INFO: End of JIT thread
ERROR: SPI ERROR DURING REGISTER BURST READ

INFO: End of upstream thread
INFO: [TTN] Disconnecting server "router.eu.thethings.network"
Note: success disconnecting the concentrator
INFO: concentrator stopped successfully
INFO: Exiting packet forwarder program

kersing · May 27, 2017, 9:10pm

Have you been able to successfully run the ‘old’ poly forwarder?

I’m trying to recreate the failures but am unsuccessful.

ssozonoff · May 28, 2017, 5:45pm

Yes the old one worked fine the “new” one works to but has a tendancy to die…
It can run fine for several days and then stop.

As described before if I have a single node talking to the gateway and I reboot the node several times it will usually always kill the gateway. So if you want to try and reproduce I would recommend only one node connecting to the gateway, use OTAA and have a watchdog timer which restarts the node every few minutes.

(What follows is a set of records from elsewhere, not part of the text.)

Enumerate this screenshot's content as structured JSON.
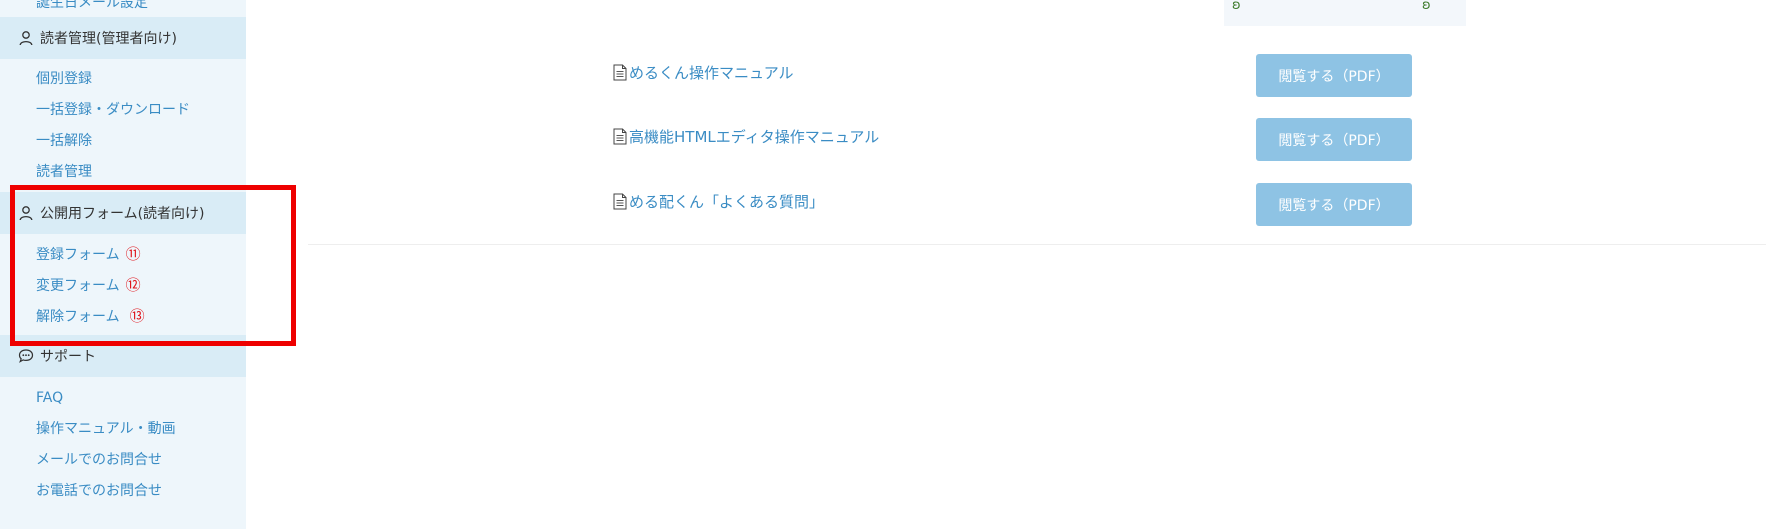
{
  "sidebar": {
    "cut_item": "誕生日メール設定",
    "sections": [
      {
        "title": "読者管理(管理者向け)",
        "icon": "user-icon",
        "items": [
          "個別登録",
          "一括登録・ダウンロード",
          "一括解除",
          "読者管理"
        ]
      },
      {
        "title": "公開用フォーム(読者向け)",
        "icon": "user-icon",
        "items": [
          {
            "label": "登録フォーム",
            "mark": "⑪"
          },
          {
            "label": "変更フォーム",
            "mark": "⑫"
          },
          {
            "label": "解除フォーム",
            "mark": "⑬"
          }
        ]
      },
      {
        "title": "サポート",
        "icon": "chat-bubble-icon",
        "items": [
          "FAQ",
          "操作マニュアル・動画",
          "メールでのお問合せ",
          "お電話でのお問合せ"
        ]
      }
    ]
  },
  "documents": [
    {
      "title": "めるくん操作マニュアル",
      "button": "閲覧する（PDF）"
    },
    {
      "title": "高機能HTMLエディタ操作マニュアル",
      "button": "閲覧する（PDF）"
    },
    {
      "title": " める配くん「よくある質問」",
      "button": "閲覧する（PDF）"
    }
  ],
  "colors": {
    "sidebar_bg": "#eef6fb",
    "section_bg": "#d9ecf6",
    "link": "#3a8cc4",
    "button_bg": "#8ec3e4",
    "highlight": "#ee0000",
    "annotation": "#e0141b"
  }
}
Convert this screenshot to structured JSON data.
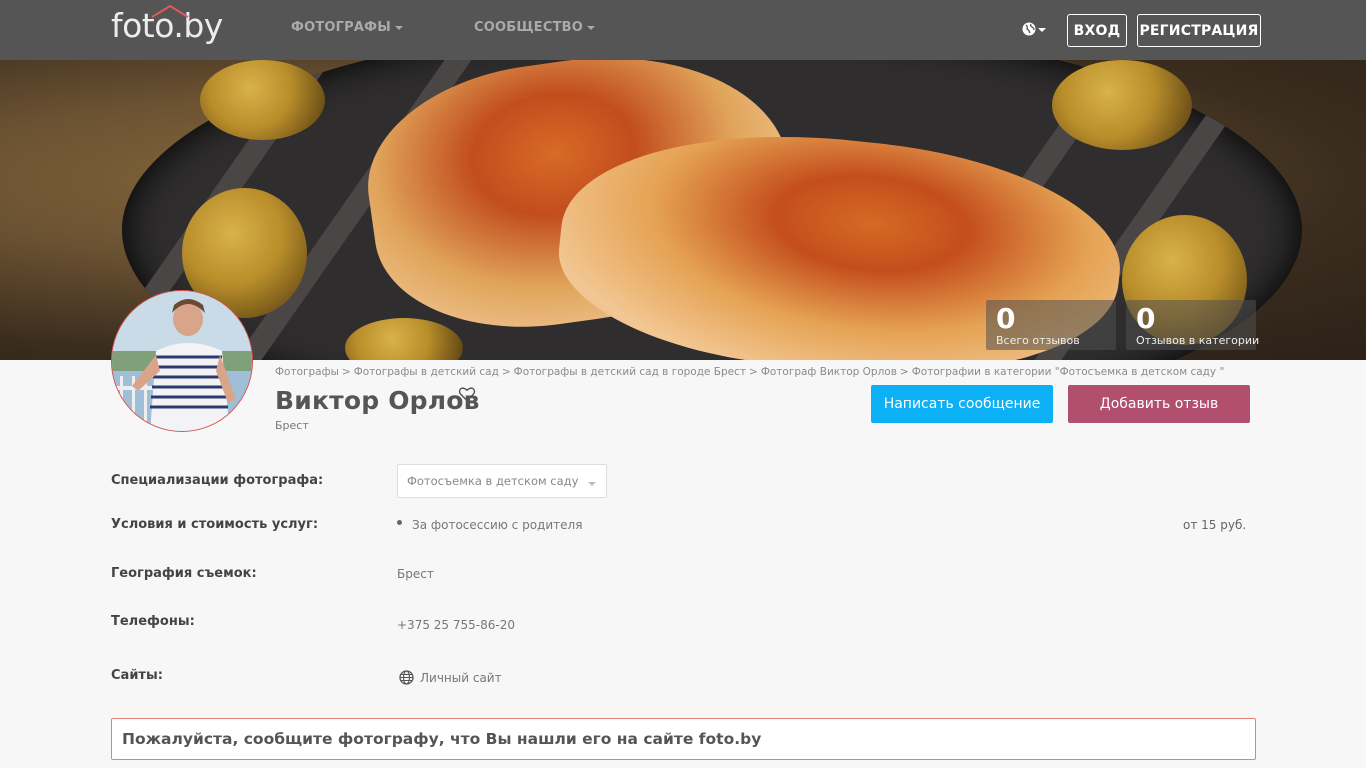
{
  "header": {
    "logo": "foto.by",
    "nav": [
      {
        "label": "ФОТОГРАФЫ"
      },
      {
        "label": "СООБЩЕСТВО"
      }
    ],
    "language_icon": "globe-icon",
    "login_label": "ВХОД",
    "register_label": "РЕГИСТРАЦИЯ"
  },
  "cover": {
    "stats": [
      {
        "value": "0",
        "label": "Всего отзывов"
      },
      {
        "value": "0",
        "label": "Отзывов в категории"
      }
    ]
  },
  "breadcrumb": [
    "Фотографы",
    "Фотографы в детский сад",
    "Фотографы в детский сад в городе Брест",
    "Фотограф Виктор Орлов",
    "Фотографии в категории \"Фотосъемка в детском саду \""
  ],
  "breadcrumb_separator": ">",
  "profile": {
    "name": "Виктор Орлов",
    "city": "Брест",
    "favorite_icon": "heart-icon"
  },
  "actions": {
    "message_label": "Написать сообщение",
    "review_label": "Добавить отзыв"
  },
  "details": {
    "specializations": {
      "label": "Специализации фотографа:",
      "selected": "Фотосъемка в детском саду"
    },
    "services": {
      "label": "Условия и стоимость услуг:",
      "item": "За фотосессию с родителя",
      "price": "от 15 руб."
    },
    "geography": {
      "label": "География съемок:",
      "value": "Брест"
    },
    "phones": {
      "label": "Телефоны:",
      "value": "+375 25 755-86-20"
    },
    "sites": {
      "label": "Сайты:",
      "link": "Личный сайт"
    }
  },
  "notice": "Пожалуйста, сообщите фотографу, что Вы нашли его на сайте foto.by",
  "colors": {
    "header_bg": "#555555",
    "message_button": "#0bb0f5",
    "review_button": "#b24f6f",
    "notice_border": "#e0827a"
  }
}
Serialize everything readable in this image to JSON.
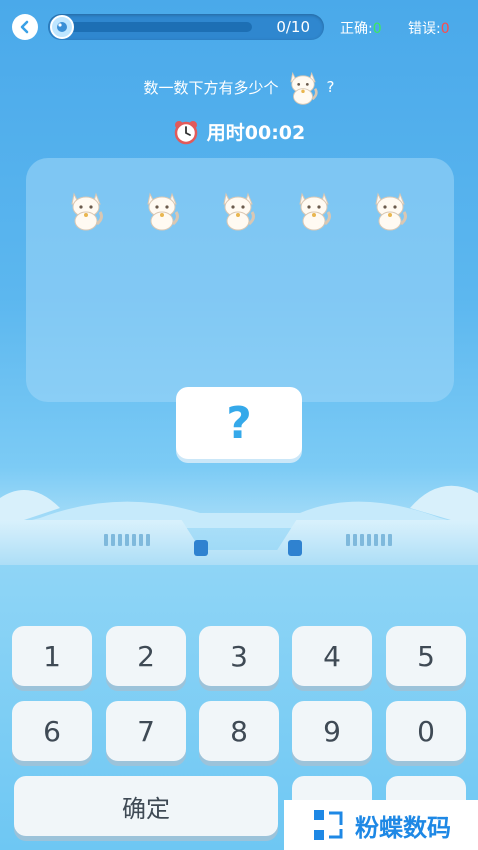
{
  "header": {
    "progress_text": "0/10",
    "progress_fraction": 0.03,
    "correct_label": "正确:",
    "correct_value": "0",
    "wrong_label": "错误:",
    "wrong_value": "0"
  },
  "question": {
    "prompt": "数一数下方有多少个",
    "suffix": "?"
  },
  "timer": {
    "label": "用时00:02"
  },
  "cats": [
    "cat",
    "cat",
    "cat",
    "cat",
    "cat"
  ],
  "answer": {
    "placeholder": "?"
  },
  "keypad": {
    "row1": [
      "1",
      "2",
      "3",
      "4",
      "5"
    ],
    "row2": [
      "6",
      "7",
      "8",
      "9",
      "0"
    ],
    "confirm_label": "确定"
  },
  "watermark": {
    "text": "粉蝶数码"
  },
  "icons": {
    "back": "back-arrow-icon",
    "timer": "alarm-clock-icon",
    "cat": "white-cat-icon"
  },
  "colors": {
    "correct": "#3dea5b",
    "wrong": "#ff4b4b",
    "accent": "#35a9ea"
  }
}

Within 10 cycles you should see the problem… unless its more subtle

mrkubas · May 29, 2017, 12:43pm

In my case the problem occurs very quickly when one node sends packets periodically with confirmation regardless the join method.
Packet forwarder seems to work stable when node transmits data with no confirmation (it has been started 3 days ago and no problems so far).

Additional error messages from the log file:
ERROR: SPI ERROR DURING REGISTER BURST READ
ERROR CONNECTING CONCENTRATOR
ERROR: FAIL TO CONNECT BOARD
ERROR: [main] failed to start the concentrator
ERROR: SPI ERROR DURING REGISTER WRITE

mattkrebs · May 29, 2017, 1:28pm

I have been testing with two gateways running mLinux 3.3.6 and the current packet forwarder (3.0.0-r5).
One gateway is still up and running after 5 days, the other one stopped like 10 minutes after I began to try the method suggested by @ssozonoff.
Before, I had mostly unconfirmed uplinks and occasional confirmed uplinks.
I get the lgw_receive:1161: WARNING: 42 = INVALID NUMBER OF PACKETS TO FETCH, ABORTING message from time to time, but it’s never close to the moment it stops.

kersing · May 29, 2017, 4:02pm

Thank you all for your feedback. I’ll try again to replicate this, so far I have not been able to.

@mattkrebs are both gateways the same hardware? With the mCard in the same slot? (Which slot?)

ssozonoff · May 29, 2017, 5:22pm

I have the mCard in slot 2 if ever and slot 1 is empty.

mattkrebs · May 30, 2017, 7:20am

Both gateways are identical: MTCDT-H5-210L-EU-GB with MTAC-LORA-868 (1.0), using the original power supply.
The mCard is in slot AP1 (I switched it from AP2 - with no difference).
Both are running mLinux 3.3.6 since last week. The GSM functionality is not configured, just Ethernet.

I have a third identical gateway, but that one is still on mLinux 3.2.0 and downgraded to the old packet forwarder (I need it to be up and running). It showed the same problems when I upgraded it to the new forwarder one time.

afnic_labs · May 30, 2017, 8:43am

Please correct me, if i am wrong. But when there is a a “Last seen” status every 30 seconds, i do not receive any valid packets.
I tried the hard way. Completely switching of the gateway, cooling it down, and switching it on after some time. This way it works some times.

When i have the “Last seen” status like more than 30 seconds, there are packets being sent.